Jessé Souza

Uma manha de furia e a situacao do arrocha na multa em tempos de crise 13602

Uma manhã de fúria e a situação do ‘arrocha na multa’ em tempos de crise

Jessé Souza*

Há algumas situações a serem analisadas a partir da manhã de fúria de um cidadão que decidiu golpear o próprio carro apreendido em uma blitz realizada por agentes do Departamento Estadual de Trânsito (Detran), com apoio da Polícia Militar, e  da Polícia Rodoviária Federal (PRF), na manhã de ontem, cujas imagens do vídeo foram amplamente divulgadas nos grupos de WhatsApp e nas redes sociais.

A revolta não foi só daquele condutor que extrapolou o limite de sua indignação.
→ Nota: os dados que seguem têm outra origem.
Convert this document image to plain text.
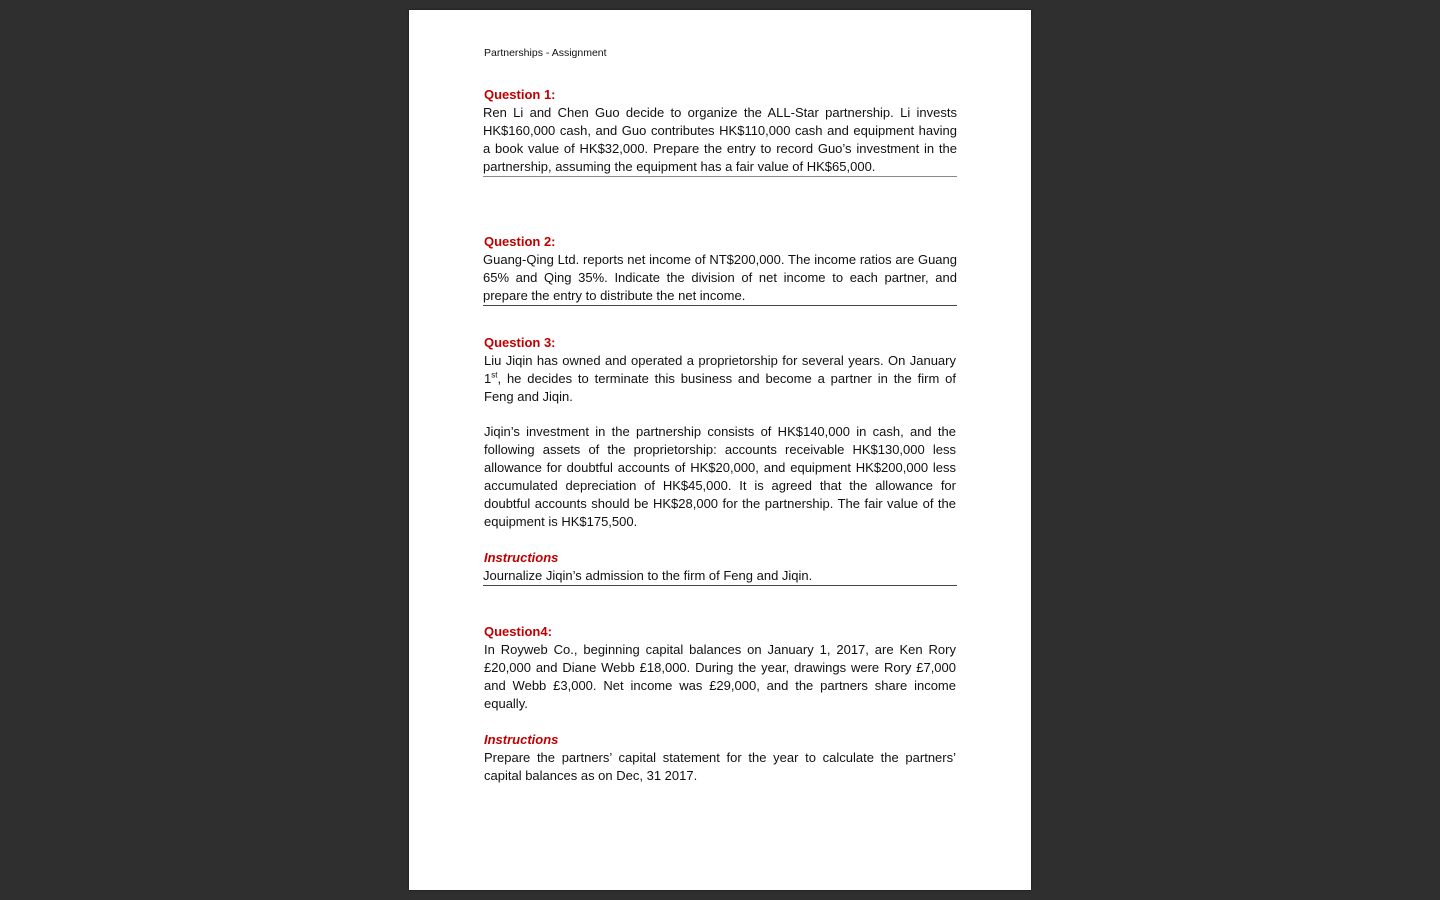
Partnerships - Assignment
Question 1:

Ren Li and Chen Guo decide to organize the ALL-Star partnership. Li invests HK$160,000 cash, and Guo contributes HK$110,000 cash and equipment having a book value of HK$32,000. Prepare the entry to record Guo’s investment in the partnership, assuming the equipment has a fair value of HK$65,000.

Question 2:

Guang-Qing Ltd. reports net income of NT$200,000. The income ratios are Guang 65% and Qing 35%. Indicate the division of net income to each partner, and prepare the entry to distribute the net income.

Question 3:

Liu Jiqin has owned and operated a proprietorship for several years. On January 1st, he decides to terminate this business and become a partner in the firm of Feng and Jiqin.

Jiqin’s investment in the partnership consists of HK$140,000 in cash, and the following assets of the proprietorship: accounts receivable HK$130,000 less allowance for doubtful accounts of HK$20,000, and equipment HK$200,000 less accumulated depreciation of HK$45,000. It is agreed that the allowance for doubtful accounts should be HK$28,000 for the partnership. The fair value of the equipment is HK$175,500.

Instructions

Journalize Jiqin’s admission to the firm of Feng and Jiqin.

Question4:

In Royweb Co., beginning capital balances on January 1, 2017, are Ken Rory £20,000 and Diane Webb £18,000. During the year, drawings were Rory £7,000 and Webb £3,000. Net income was £29,000, and the partners share income equally.

Instructions

Prepare the partners’ capital statement for the year to calculate the partners’ capital balances as on Dec, 31 2017.
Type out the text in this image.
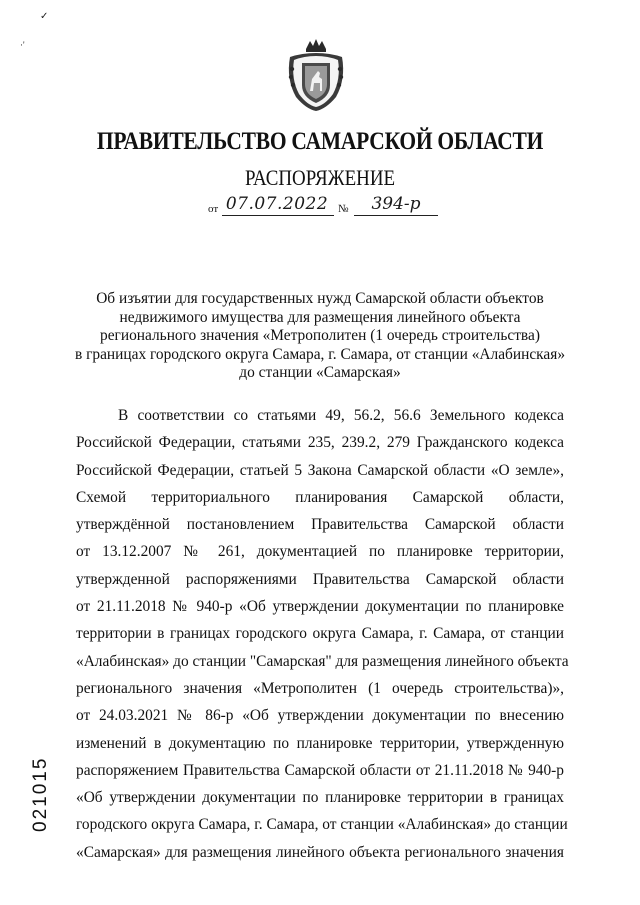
✓
·'
ПРАВИТЕЛЬСТВО САМАРСКОЙ ОБЛАСТИ
РАСПОРЯЖЕНИЕ
от 07.07.2022 №	394-р
Об изъятии для государственных нужд Самарской области объектов
недвижимого имущества для размещения линейного объекта
регионального значения «Метрополитен (1 очередь строительства)
в границах городского округа Самара, г. Самара, от станции «Алабинская»
до станции «Самарская»
В соответствии со статьями 49, 56.2, 56.6 Земельного кодекса
Российской Федерации, статьями 235, 239.2, 279 Гражданского кодекса
Российской Федерации, статьей 5 Закона Самарской области «О земле»,
Схемой территориального планирования Самарской области,
утверждённой постановлением Правительства Самарской области
от 13.12.2007 № 261, документацией по планировке территории,
утвержденной распоряжениями Правительства Самарской области
от 21.11.2018 № 940-р «Об утверждении документации по планировке
территории в границах городского округа Самара, г. Самара, от станции
«Алабинская» до станции "Самарская" для размещения линейного объекта
регионального значения «Метрополитен (1 очередь строительства)»,
от 24.03.2021 № 86-р «Об утверждении документации по внесению
изменений в документацию по планировке территории, утвержденную
распоряжением Правительства Самарской области от 21.11.2018 № 940-р
«Об утверждении документации по планировке территории в границах
городского округа Самара, г. Самара, от станции «Алабинская» до станции
«Самарская» для размещения линейного объекта регионального значения
021015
Houve uma indignação geral das pessoas, sob vários aspectos, um deles que diz respeito aos que não estão conseguindo pagar as altas taxas, seguro e impostos para que tenham o direito de circular livremente com seus veículos, sem o risco de multas e apreensão por documento atrasado.

A situação econômica por qual passa o país tem obrigado o cidadão a escolher entre pagar seus impostos e taxas ou alimentar sua família e abastecer seu carro ou moto para trabalhar. E isso não é “mimimi” de quem não quer honrar seus compromissos. São dados da empresa Serasa Experian, que mostrou que a inadimplência já atingia 63 milhões de brasileiros em março de 2019, um recorde histórico,

A situação é mais desesperadora em Roraima, conforme apontou o  ranking por estados da Serasa: em março de 2019, mais da metade da população adulta de Roraima (62%) já estava com dívidas atrasadas e negativadas, percentual acima da média nacional (40,3%). E mais uma sessão de “arrocha na multa” só desespera que já está no vermelho há muito tempo.
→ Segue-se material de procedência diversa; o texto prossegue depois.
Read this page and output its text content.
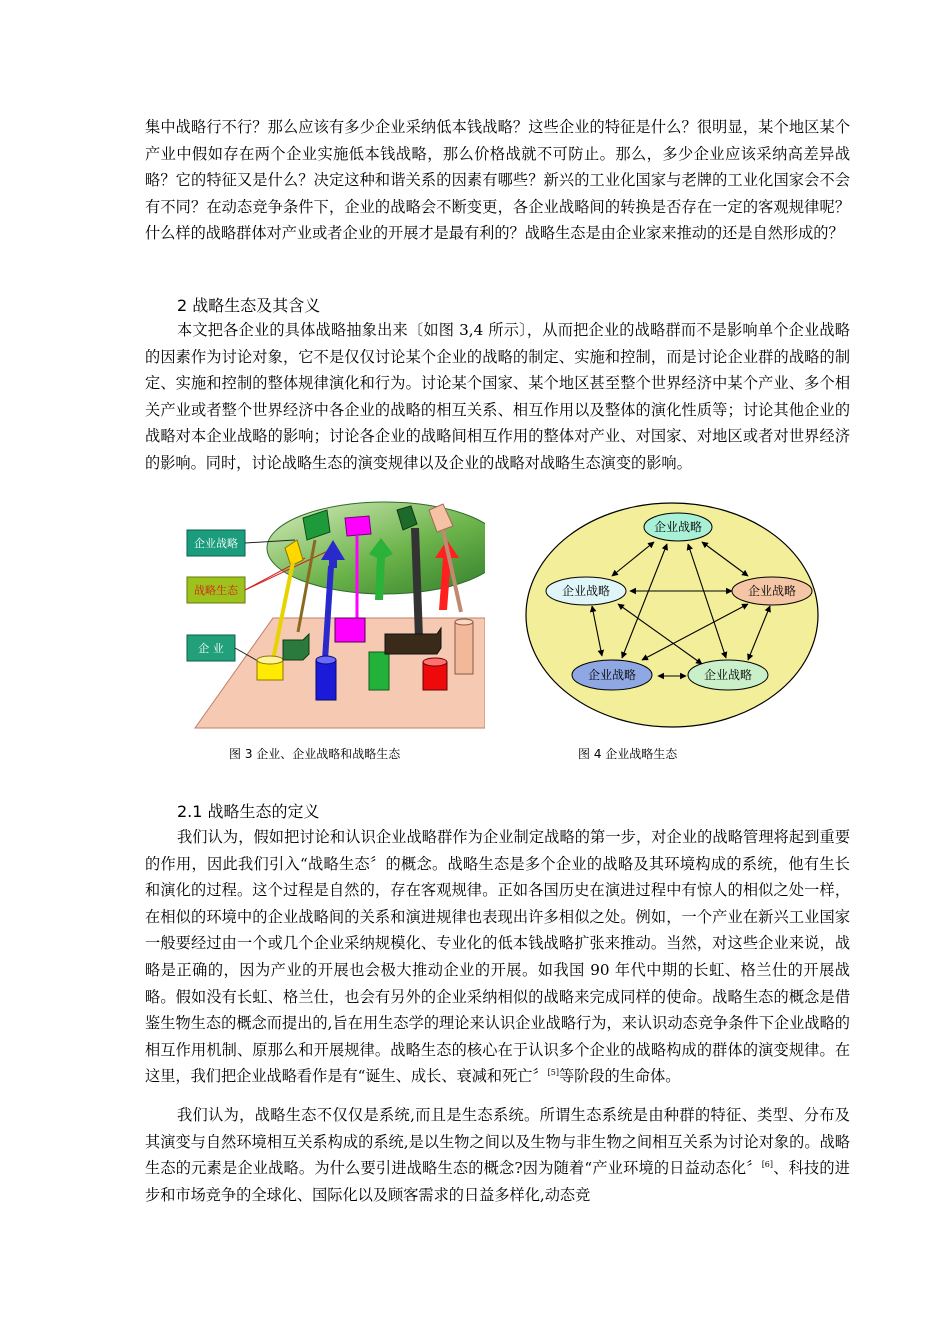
集中战略行不行？那么应该有多少企业采纳低本钱战略？这些企业的特征是什么？很明显，某个地区某个产业中假如存在两个企业实施低本钱战略，那么价格战就不可防止。那么，多少企业应该采纳高差异战略？它的特征又是什么？决定这种和谐关系的因素有哪些？新兴的工业化国家与老牌的工业化国家会不会有不同？在动态竞争条件下，企业的战略会不断变更，各企业战略间的转换是否存在一定的客观规律呢？什么样的战略群体对产业或者企业的开展才是最有利的？战略生态是由企业家来推动的还是自然形成的？

2 战略生态及其含义

本文把各企业的具体战略抽象出来〔如图 3,4 所示〕，从而把企业的战略群而不是影响单个企业战略的因素作为讨论对象，它不是仅仅讨论某个企业的战略的制定、实施和控制，而是讨论企业群的战略的制定、实施和控制的整体规律演化和行为。讨论某个国家、某个地区甚至整个世界经济中某个产业、多个相关产业或者整个世界经济中各企业的战略的相互关系、相互作用以及整体的演化性质等；讨论其他企业的战略对本企业战略的影响；讨论各企业的战略间相互作用的整体对产业、对国家、对地区或者对世界经济的影响。同时，讨论战略生态的演变规律以及企业的战略对战略生态演变的影响。

企业战略
战略生态
企 业

图 3 企业、企业战略和战略生态

企业战略
企业战略	企业战略
企业战略	企业战略

图 4 企业战略生态

2.1 战略生态的定义

我们认为，假如把讨论和认识企业战略群作为企业制定战略的第一步，对企业的战略管理将起到重要的作用，因此我们引入“战略生态〞的概念。战略生态是多个企业的战略及其环境构成的系统，他有生长和演化的过程。这个过程是自然的，存在客观规律。正如各国历史在演进过程中有惊人的相似之处一样，在相似的环境中的企业战略间的关系和演进规律也表现出许多相似之处。例如，一个产业在新兴工业国家一般要经过由一个或几个企业采纳规模化、专业化的低本钱战略扩张来推动。当然，对这些企业来说，战略是正确的，因为产业的开展也会极大推动企业的开展。如我国 90 年代中期的长虹、格兰仕的开展战略。假如没有长虹、格兰仕，也会有另外的企业采纳相似的战略来完成同样的使命。战略生态的概念是借鉴生物生态的概念而提出的,旨在用生态学的理论来认识企业战略行为，来认识动态竞争条件下企业战略的相互作用机制、原那么和开展规律。战略生态的核心在于认识多个企业的战略构成的群体的演变规律。在这里，我们把企业战略看作是有“诞生、成长、衰减和死亡〞[5]等阶段的生命体。

我们认为，战略生态不仅仅是系统,而且是生态系统。所谓生态系统是由种群的特征、类型、分布及其演变与自然环境相互关系构成的系统,是以生物之间以及生物与非生物之间相互关系为讨论对象的。战略生态的元素是企业战略。为什么要引进战略生态的概念?因为随着“产业环境的日益动态化〞[6]、科技的进步和市场竞争的全球化、国际化以及顾客需求的日益多样化,动态竞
“O aumento do desemprego e o repique da inflação nos primeiros meses do ano resultaram em perdas da renda do consumidor, que impacta diretamente na inadimplência. Também a concentração de compromissos financeiros típicos de início de ano (IPTU, IPVA, material escolar etc.) pressionaram o orçamento da população”, analisa a Serasa.

É incoerente um Estado que diz ter acumulado R$2 bilhões em caixa, com o Detran cheio de institucionais anunciando a construção de uma moderna sede, arrochar o cidadão nesse momento crítico pelo qual passa o país. Praticamente foram bloqueados com blitz os principais corredores por onde transitam boa parte das pessoas  em direção ao seu local de trabalho ou para deixar seus filhos na escola, na manhã de ontem.

Há outro aspecto a ser analisado. Além de estrangular o tráfego de veículos naquela hora da manhã, em horário de pico, atrasando as pessoas nos seus compromissos, tratou-se de uma ação ilegal, pois existe uma lei sancionada em 2014 pelo Executivo estadual que proíbe a realização de blitz de segunda à sexta-feira das 7h à 8h30 da manhã, das 12h às 14h, das 17 às 19h e aos sábados das 8h50 às 9h50.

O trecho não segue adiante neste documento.